-5-

44.4K 1K 72
                                    

İyi okumalar..



Ben ne yapayım, nerelere gideyim. Bu adam yer beni! Öldürür! Lime lime eder etlerimi.. Allah'ım sen koru..

"Hey sana diyorum? Adın ne?"

Kalbim göğüs kafesime sığmıyor! Öyle hızlı atıyor ki. Ölüyorum sanki.. O şimdi beni görürse yaşatmaz..

"Sana diyor duymuyor musun?" diyerek kolumu tuttu. Kaskatı kesildi bedenim. Kolumu tuttu. Benim. Pars EVREN benim kolumu tuttu. Derin bir nefes alıp ecelime döndüm. Korkunun ecele faydası yok!
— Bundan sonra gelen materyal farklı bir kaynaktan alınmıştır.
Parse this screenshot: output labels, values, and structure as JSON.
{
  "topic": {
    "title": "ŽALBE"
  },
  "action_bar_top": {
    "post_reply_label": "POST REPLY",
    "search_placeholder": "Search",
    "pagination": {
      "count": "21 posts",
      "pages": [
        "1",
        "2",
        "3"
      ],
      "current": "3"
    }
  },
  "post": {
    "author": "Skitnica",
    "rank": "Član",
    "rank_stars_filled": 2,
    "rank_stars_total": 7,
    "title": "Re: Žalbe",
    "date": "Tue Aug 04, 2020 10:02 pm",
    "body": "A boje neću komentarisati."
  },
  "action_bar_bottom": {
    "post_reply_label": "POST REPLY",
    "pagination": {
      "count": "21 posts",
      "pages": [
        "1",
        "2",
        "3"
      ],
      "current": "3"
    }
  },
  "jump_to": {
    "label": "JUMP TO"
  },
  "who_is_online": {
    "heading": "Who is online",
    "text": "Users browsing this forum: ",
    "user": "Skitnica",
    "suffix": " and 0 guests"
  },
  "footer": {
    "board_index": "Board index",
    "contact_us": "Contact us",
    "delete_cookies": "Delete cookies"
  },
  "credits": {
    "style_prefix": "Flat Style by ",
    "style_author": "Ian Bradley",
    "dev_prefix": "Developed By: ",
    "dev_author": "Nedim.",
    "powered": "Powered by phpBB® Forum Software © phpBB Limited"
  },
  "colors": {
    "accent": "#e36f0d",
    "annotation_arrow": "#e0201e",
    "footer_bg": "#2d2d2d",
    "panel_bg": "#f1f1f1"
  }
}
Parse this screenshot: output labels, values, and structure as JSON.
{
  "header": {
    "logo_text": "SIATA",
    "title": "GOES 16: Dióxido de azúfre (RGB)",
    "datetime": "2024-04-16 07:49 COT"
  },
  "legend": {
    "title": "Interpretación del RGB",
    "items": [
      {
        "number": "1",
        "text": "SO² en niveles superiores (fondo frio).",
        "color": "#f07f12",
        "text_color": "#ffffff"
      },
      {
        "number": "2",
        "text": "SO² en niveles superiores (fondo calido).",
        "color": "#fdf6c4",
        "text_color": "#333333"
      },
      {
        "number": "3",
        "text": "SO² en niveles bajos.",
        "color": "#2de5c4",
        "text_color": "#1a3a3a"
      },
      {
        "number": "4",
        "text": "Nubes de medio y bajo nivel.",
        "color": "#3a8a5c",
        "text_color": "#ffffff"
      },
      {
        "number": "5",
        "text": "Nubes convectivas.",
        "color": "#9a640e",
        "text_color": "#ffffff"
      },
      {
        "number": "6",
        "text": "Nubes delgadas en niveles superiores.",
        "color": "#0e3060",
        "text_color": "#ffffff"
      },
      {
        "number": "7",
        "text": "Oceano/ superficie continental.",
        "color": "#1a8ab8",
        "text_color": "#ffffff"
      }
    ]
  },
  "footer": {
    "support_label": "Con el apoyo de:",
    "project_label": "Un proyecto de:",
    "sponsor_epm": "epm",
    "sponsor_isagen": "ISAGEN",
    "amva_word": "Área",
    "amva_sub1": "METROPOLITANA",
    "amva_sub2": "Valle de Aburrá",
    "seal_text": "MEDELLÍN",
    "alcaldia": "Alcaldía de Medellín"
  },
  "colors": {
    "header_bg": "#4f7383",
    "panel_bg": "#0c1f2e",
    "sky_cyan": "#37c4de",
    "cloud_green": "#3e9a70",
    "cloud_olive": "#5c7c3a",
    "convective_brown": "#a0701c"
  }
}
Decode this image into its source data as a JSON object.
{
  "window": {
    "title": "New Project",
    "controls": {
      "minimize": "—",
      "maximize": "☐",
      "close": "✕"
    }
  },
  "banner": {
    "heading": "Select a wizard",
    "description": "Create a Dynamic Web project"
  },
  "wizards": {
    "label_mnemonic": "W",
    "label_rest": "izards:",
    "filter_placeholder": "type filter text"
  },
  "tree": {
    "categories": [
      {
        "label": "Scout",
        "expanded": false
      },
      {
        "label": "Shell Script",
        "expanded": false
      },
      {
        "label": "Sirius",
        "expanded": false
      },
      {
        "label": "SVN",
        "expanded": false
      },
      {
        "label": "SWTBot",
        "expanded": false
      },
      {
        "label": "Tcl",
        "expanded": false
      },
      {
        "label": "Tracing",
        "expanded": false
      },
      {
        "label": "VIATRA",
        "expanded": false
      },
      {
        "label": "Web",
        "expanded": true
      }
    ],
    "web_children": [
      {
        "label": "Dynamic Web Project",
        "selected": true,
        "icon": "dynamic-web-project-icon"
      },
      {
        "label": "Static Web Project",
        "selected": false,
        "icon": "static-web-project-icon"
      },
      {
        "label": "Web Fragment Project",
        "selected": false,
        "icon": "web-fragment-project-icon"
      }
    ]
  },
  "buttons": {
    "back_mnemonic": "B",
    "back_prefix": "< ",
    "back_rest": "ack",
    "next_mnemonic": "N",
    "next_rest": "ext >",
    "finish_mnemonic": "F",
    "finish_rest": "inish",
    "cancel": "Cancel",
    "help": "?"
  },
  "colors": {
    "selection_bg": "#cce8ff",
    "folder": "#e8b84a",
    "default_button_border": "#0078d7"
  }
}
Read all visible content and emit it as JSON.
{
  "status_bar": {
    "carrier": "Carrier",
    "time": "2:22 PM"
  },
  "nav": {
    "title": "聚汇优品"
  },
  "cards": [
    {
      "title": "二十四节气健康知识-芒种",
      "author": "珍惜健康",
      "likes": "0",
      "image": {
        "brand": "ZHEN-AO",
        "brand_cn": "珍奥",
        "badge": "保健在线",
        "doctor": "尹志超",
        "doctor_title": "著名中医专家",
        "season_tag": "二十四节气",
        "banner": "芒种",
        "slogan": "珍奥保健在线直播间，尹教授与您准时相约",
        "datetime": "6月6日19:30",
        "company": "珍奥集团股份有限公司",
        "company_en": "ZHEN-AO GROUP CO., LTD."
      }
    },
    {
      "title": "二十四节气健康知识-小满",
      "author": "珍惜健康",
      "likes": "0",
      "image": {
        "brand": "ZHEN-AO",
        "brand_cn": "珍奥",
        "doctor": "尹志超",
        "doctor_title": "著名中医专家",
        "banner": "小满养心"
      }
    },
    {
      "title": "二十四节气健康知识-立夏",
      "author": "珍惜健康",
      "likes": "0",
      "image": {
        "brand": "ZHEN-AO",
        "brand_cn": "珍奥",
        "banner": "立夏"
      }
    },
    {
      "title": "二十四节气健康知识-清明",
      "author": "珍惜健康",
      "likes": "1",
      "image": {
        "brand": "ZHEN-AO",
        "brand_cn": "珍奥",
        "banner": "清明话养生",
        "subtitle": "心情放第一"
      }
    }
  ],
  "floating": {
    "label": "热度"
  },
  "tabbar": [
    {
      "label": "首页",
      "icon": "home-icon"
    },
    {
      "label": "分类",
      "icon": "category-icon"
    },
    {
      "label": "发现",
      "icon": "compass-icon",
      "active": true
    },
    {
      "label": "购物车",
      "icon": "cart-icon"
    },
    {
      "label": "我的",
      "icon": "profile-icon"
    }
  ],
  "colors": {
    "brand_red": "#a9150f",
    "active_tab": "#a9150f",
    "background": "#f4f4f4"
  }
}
Ona döndüğüm an gözleri büyüdü. Kolumdaki eli daha da sıklaştı. Birkaç saniye öylece baktı bana.. Sonra beni kendine çekti. Gözlerimin içine baktı uzun uzun.. O güzel gözleri gözlerime baktı. Nefesi tenime değiyordu. Eli canımı yakıyordu. Ama umursayacak gibi değildim. Çünkü o gözler beni kendine çekiyordu. Eli yetmezmiş gibi bir de gözleri yapıyordu bu işi..

"Sen!?"

Cevap veremezdim. Yapamazdım. Sesimi duymasın. Gerçi bu saatten sonra duysa ne duymasa ne!..

"Cevap ver bana! Sen osun dimi?!"

Beni sarstıkça korkum daha da artıyordu.

"Lan cevap ver!"

Sesi oldukça yüksekti ama onu umursayamazdım. Ya da rezil olmayı da.. Korkuyorum. Bana zarar vermesinden korkuyorum.. Ben onsuz olamam.. Onsuz olmaz.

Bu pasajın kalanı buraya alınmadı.